The mother subsequently commenced a Saratoga County Family Court proceeding to enforce the child support provisions of the original judgment of divorce. The father argued that the mother’s letter offer served to modify his support obligations and that the terms of this subsequent agreement should be enforced. Following a trial, the Support Magistrate found that the letter offer did constitute a valid modification of the parties’ separation agreement; the father’s child-care share of expenses was reduced to 75%. However, upon the mother’s written objections, Family Court Judge Gilbert Abramson concluded that the Support Magistrate lacked the authority to enforce the terms of the purported modification agreement. Therefore, the original provisions of the judgment of divorce concerning the father’s child-care obligations controlled.

The Third Department affirmed, holding that the Family Court, as a court of limited jurisdiction, may only enforce or modify child support provisions contained in a valid court order or judgment. Thus, even assuming that the mother’s letter offer constituted a valid modification of the parties’ separation agreement, the Family Court “does not have subject matter jurisdiction [to] enforce the amended agreement which stands as an independent contract between the parties.”

It is noted that the Appellate Division, Second Department, in its April 24, 2012 decision in Tammone v. Tammone, also held that “the Family Court did not have jurisdiction to make a declaration as to the validity of an alleged oral modification of a separation agreement.”
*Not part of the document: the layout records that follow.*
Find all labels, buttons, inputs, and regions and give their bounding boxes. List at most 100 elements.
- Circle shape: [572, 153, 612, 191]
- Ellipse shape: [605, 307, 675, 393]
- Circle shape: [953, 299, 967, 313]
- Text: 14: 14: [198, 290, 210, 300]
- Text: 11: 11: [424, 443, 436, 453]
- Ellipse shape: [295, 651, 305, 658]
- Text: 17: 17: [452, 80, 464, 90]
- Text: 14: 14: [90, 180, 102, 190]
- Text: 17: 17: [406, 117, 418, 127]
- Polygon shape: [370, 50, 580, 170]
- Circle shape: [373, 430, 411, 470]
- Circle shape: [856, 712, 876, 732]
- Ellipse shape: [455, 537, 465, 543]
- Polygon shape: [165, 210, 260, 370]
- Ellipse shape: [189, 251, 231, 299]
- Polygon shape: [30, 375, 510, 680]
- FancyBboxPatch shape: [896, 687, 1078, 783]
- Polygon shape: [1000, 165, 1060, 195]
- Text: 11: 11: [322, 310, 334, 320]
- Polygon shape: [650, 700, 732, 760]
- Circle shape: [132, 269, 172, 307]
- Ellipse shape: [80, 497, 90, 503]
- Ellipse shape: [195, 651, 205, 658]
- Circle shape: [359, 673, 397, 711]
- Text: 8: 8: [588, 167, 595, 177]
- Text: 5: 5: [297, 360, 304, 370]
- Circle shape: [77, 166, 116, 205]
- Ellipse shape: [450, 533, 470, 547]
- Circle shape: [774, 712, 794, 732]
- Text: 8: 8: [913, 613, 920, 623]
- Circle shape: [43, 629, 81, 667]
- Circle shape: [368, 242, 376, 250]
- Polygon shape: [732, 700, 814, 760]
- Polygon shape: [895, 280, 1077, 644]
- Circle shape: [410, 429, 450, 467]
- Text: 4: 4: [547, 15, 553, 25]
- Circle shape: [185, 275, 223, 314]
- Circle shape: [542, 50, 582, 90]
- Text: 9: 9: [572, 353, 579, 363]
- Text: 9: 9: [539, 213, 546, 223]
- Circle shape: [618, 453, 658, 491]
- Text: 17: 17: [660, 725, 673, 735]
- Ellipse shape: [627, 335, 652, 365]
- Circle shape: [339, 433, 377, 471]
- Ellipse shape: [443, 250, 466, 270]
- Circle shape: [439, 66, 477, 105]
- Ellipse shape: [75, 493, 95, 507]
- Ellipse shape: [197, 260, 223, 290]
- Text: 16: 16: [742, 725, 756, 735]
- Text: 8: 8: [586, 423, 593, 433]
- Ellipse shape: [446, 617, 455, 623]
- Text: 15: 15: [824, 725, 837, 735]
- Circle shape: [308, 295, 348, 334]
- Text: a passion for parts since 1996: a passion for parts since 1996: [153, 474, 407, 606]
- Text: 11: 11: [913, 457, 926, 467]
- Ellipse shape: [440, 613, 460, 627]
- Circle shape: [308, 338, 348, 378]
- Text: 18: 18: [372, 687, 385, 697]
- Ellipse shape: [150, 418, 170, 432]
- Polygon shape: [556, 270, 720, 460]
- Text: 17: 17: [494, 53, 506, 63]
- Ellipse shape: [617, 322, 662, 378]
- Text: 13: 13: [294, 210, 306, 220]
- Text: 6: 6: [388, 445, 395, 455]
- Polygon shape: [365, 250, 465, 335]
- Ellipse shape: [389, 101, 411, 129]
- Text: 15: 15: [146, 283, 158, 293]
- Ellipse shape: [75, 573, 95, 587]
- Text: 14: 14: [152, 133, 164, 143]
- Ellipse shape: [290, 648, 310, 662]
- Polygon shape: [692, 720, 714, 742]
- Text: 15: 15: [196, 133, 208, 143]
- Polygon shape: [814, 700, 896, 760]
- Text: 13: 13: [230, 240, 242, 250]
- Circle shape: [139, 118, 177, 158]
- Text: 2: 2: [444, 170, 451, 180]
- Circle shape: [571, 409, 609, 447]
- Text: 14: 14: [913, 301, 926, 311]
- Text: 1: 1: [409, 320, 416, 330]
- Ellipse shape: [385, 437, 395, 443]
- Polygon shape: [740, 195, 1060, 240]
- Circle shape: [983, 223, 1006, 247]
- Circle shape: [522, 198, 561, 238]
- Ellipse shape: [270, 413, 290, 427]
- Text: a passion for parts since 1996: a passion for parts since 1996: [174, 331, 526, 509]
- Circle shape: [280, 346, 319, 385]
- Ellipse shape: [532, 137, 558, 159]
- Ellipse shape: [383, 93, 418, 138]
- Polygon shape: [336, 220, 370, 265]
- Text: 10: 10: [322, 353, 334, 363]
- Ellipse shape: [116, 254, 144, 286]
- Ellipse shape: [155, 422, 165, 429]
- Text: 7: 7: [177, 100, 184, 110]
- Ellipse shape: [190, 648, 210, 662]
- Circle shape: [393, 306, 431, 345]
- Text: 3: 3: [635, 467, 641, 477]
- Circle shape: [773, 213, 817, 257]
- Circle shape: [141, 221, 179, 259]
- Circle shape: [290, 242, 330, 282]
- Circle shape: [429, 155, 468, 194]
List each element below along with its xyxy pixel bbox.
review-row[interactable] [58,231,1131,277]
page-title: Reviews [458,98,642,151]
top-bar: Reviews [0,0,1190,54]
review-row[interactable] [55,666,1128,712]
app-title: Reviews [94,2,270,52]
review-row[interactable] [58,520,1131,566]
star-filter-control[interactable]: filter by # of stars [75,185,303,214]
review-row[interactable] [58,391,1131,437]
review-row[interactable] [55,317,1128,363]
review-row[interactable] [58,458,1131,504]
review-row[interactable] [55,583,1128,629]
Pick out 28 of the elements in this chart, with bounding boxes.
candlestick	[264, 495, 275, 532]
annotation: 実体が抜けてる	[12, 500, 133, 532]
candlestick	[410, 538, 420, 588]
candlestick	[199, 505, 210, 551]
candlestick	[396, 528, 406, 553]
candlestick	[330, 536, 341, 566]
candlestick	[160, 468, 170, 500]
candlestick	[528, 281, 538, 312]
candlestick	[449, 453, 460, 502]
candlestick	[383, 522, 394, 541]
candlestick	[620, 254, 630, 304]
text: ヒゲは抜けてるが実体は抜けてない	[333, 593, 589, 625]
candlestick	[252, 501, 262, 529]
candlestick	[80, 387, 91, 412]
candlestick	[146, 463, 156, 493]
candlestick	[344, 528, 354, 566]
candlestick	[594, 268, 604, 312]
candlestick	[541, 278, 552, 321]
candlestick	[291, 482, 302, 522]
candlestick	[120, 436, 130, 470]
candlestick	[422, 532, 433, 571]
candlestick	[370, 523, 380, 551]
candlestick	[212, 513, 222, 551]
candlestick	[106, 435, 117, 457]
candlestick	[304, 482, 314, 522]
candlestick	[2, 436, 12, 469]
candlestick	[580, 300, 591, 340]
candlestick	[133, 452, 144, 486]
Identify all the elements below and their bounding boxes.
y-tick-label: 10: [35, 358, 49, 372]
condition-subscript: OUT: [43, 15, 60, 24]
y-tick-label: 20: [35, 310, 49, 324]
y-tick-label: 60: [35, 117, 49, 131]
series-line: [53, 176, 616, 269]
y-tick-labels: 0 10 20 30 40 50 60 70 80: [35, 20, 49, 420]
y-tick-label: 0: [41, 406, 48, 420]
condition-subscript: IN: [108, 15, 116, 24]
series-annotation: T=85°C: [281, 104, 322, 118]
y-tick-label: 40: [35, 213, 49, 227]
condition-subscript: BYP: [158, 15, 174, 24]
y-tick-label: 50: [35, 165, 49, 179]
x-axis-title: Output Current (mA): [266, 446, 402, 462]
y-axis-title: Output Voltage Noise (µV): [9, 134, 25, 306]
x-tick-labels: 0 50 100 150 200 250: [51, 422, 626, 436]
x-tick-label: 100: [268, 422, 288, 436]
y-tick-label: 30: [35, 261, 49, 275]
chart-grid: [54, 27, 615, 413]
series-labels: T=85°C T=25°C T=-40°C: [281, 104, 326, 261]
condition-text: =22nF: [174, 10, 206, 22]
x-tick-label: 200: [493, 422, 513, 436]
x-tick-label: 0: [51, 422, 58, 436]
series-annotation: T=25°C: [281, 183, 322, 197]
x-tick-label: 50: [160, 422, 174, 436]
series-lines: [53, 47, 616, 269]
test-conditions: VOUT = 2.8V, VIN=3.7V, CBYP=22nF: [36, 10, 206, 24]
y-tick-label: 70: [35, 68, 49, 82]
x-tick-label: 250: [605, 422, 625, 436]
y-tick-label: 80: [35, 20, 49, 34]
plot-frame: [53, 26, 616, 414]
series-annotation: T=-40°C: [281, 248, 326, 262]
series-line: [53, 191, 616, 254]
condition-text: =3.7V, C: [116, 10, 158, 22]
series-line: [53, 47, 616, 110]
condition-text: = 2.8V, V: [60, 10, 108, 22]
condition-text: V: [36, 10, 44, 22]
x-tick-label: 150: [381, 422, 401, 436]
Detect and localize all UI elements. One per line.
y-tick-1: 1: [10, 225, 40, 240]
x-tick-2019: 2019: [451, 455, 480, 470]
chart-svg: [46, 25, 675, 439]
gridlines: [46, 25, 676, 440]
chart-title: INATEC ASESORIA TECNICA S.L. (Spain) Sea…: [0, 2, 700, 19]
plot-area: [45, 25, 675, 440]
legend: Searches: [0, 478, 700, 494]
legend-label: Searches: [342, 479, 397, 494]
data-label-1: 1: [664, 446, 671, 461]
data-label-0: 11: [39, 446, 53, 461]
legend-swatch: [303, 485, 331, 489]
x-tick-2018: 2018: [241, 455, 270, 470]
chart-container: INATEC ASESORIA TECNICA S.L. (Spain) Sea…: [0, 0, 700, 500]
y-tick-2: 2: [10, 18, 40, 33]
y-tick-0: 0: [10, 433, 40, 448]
The Third Department in Hirsch did not discuss whether the father might have a separate contract remedy enforceable in Supreme Court to recoup any “over-payments.” However, perhaps the lesson to be learned is that nothing less than a fully-restated court-approved child support agreement is sufficient to put into effect the slightest of modifications. Thus, among other provisions, the restated modification agreement should:

  • be in writing;
  • be signed by the parties;
  • be acknowledged before a notary public;
  • include a provision stating that the parties were advised of the provisions of the CSSA (Child Support Standards Act) and that the basic amount of child support provided for in the CSSA would “presumptively result in the correct amount of child support to be awarded”;
  • set forth the amount that the basic child support obligation would have been and the reasons why the parties may not have provided for the CSSA amount in their agreement or stipulation;
  • contain opting-out language limiting future modifications;
  • contain recitations regarding enforcement methods; and
  • contain, or at least reference and reaffirm all other related agreement provisions such as emancipation, health insurance and expenses, child care and college.

Then, the agreement should be submitted, on consent, to the Supreme Court to obtain a modified divorce judgment or order of support.

Yes, all this means that lawyers, for both parents, must be re-involved. However, nothing less will give peace of mind.

Anne Reynolds Copps of Albany represented the father. Jennifer P. Rutkey, of Gordon, Tepper & DeCoursey, L.L.P., of Glenville represented the mother.